L’objectif général de ce jardin potager vitrine est de servir d’exemple pour les communautés. Les participants, en œuvrant quotidiennement dans cet environnement pourront aisément reproduire ce système autonome en eau et en amendements dans leurs communautés, le centre servant d’appui pour les initiatives de ce genre.

 

BURKINA FASO

 

Selon Jérémie, la situation politique du pays n’est guère rassurante. Il faut espérer que la démocratie burkinabé résistera aux infiltrations djihadistes sans être déstabilisée : « Notre pays est toujours en proie aux attaques répétées des terroristes et le gouvernement fait de son mieux appelant la population à collaborer pour aider à la lutte contre cette bataille. Les populations à travers la société civile ou les partis politiques s’organisent à travers des marches pour soutenir les forces de défense et de sécurité. Des prières ont également été organisées par les confessions religieuses à la demande du gouvernement sur toute l’étendue du territoire Burkinabé. Pour ma part, j’ai un voyage à effectuer du 6 au 9 novembre 2018 à Accra au Ghana, pour participer à un forum régional sur la gestion des déchets.

Bwoubwassi :

Les femmes du groupement féminin sont dans l’attente des récoltes pour commencer les achats de céréales. En ce moment, c’est la récolte des arachides, du niébé, mais aussi du maïs. Les activités du groupement sont donc au ralenti. Quelques femmes du groupement ont pu suivre à Dédougou une formation avec d’autres associations de ladite ville, en confection de savon. Une expérience de plus qui va profiter au groupement.

Bwoubwata :

La bibliothèque continue d’enregistrer des nouveaux abonnés. En effet, le collège privé « YOROSSIN » de Soukuy a encore fait abonner de nouveaux élèves, une trentaine. 50 admis cette année au BEPC pour l’ensemble des deux établissements (CEG et collège privé). Chaque année, c’est un parcours du combattant pour les parents d’élèves admis au BEPC, car il faut aller à Dédougou chercher un tuteur pour l’enfant, ou encore louer un local au cas où on ne trouve pas de tuteur. Cette situation nous a amenés à rencontrer le ministre de l’Éducation nationale, un natif de la province, lors d’une de ses tournées à Dédougou pour poser le problème. Je crois que le ministre a eu une oreille attentive à notre doléance qui est de transformer le CEG de Soukuy en lycée afin qu’il y ait le second cycle. L’espoir est permis, et nous attendons de voir cela se concrétiser l’année prochaine.

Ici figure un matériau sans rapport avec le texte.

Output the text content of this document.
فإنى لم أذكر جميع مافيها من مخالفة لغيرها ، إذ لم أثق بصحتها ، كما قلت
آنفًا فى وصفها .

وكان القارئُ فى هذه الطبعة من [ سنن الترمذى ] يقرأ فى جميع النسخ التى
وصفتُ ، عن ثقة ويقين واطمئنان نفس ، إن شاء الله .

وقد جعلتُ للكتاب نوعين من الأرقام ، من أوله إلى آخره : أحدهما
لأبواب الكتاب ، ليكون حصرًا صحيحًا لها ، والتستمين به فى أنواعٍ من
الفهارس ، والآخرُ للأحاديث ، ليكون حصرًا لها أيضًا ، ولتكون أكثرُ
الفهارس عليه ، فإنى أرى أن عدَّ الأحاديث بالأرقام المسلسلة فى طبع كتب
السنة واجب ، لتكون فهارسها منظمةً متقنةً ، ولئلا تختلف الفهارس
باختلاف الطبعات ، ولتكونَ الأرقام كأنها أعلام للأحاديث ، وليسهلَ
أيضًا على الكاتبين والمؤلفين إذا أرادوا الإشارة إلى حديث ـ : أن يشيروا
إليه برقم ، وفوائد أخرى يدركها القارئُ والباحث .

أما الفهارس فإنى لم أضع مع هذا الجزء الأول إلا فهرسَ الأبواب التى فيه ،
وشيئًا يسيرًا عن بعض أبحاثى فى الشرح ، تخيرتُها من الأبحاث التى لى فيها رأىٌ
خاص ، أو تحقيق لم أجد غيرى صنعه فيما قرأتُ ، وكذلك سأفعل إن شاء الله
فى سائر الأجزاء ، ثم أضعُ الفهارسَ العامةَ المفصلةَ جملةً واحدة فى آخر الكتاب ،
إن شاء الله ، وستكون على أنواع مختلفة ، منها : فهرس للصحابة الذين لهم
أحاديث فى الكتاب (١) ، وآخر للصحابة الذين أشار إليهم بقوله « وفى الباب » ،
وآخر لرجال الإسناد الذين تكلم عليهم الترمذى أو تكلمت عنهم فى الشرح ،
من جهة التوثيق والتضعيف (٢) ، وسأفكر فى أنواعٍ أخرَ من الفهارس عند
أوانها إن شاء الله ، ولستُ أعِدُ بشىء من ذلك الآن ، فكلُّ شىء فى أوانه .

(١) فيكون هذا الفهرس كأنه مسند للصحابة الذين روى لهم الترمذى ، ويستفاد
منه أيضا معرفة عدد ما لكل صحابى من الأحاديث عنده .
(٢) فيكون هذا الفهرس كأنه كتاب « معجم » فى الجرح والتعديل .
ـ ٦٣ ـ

Nous comptons faire la remise des lampes à l’école primaire et au CEG le samedi 22 décembre 2018, juste avant que les élèves ne partent pour les congés du 1er trimestre. Quant à la nuit de l’abonné, elle est prévue pour le dimanche 30 décembre 2018, jour de marché de Soukuy. Nous pensons que ce moment de congés est plus propice pour les retrouvailles des élèves et étudiants ressortissants de la zone de Soukuy afin de donner plus d’éclat à l’événement. Juste après les récoltes, le maçon sera disponible pour la construction du local. »

 

MADAGASCAR

 

Ambatofotsy :

Sœur Odile donne quelques nouvelles : « Je suis ravie de vous partager quelques nouvelles à Madagascar ; comme prévu, l’élection présidentielle aura lieu le 7 novembre 2018 et maintenant chaque président avec leur délégation fait des campagnes électorales dans différents lieux. Que de bruit tout le jour pour la propagande !

Après les différentes grèves que divers partis avaient faites au pays, les prix de tous les produits de première nécessité n’ont pas changé, surtout ceux dont les gens ont besoin au quotidien tels que le riz, les fournitures scolaires, les médicaments… Le chauffeur a également augmenté les frais de déplacement dans les zones urbaines.

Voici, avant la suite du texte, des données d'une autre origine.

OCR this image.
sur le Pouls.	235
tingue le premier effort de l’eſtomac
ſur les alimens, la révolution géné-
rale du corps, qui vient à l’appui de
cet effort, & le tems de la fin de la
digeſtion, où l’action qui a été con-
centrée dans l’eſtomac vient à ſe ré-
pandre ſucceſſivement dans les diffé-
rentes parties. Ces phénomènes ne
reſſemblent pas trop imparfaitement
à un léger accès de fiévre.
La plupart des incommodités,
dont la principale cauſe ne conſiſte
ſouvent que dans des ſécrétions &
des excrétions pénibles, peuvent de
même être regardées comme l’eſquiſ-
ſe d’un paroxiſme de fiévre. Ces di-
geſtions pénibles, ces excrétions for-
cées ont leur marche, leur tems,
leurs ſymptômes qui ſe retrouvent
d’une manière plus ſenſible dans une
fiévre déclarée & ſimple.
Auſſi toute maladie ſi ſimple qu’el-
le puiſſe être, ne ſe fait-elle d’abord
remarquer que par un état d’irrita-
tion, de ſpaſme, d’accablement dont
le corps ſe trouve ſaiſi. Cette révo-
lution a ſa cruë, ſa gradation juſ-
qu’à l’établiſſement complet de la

Actuellement, le feu de brousse partout a détruit la terre et en plus, les gens coupent les arbres pour faire du charbon et cela n’arrange pas la culture. Le climat change : les paysans ne peuvent pas encore faire la culture du riz, mais ils ont déjà préparé leur terrain, la pluie n’est pas encore tombée.

Grâce à votre aide par l’argent que vous avez envoyé pour acheter du riz, les familles sociales concernées ont du temps pour travailler ailleurs : par exemple faire la lessive des fonctionnaires, et avoir une petite gargote par ici par là pour gagner un peu d’argent pour les autres nécessaires surtout pour les scolarités de leurs enfants.

De tout cœur, je vous remercie beaucoup et je n’oublie pas de prier pour chacun de vos membres, afin que votre œuvre continue toujours. »

 

Ny-Aïna :

Juliette nous écrit : « À Madagascar, nous sommes en pleine campagne électorale des 36 candidats qui courent à la présidence.

Après 58 ans d’indépendance, Madagascar est toujours parmi les pays les plus pauvres de la planète, malgré les richesses naturelles : population à majorité des jeunes, les richesses dans la mer comme dans les terres qui malheureusement sont exploitées par une minorité du peuple ou extraites illégalement.

Devant la misère de la population, Ny Aïna se sent comme une goutte d’eau dans l’océan pour apporter une lueur d’espoir aux familles jusqu’aux villages les plus reculés en brousse et soulager, voire guérir les maux de ceux qui souffrent physiquement, mais aussi moralement grâce à votre aide et soutien les plus précieux.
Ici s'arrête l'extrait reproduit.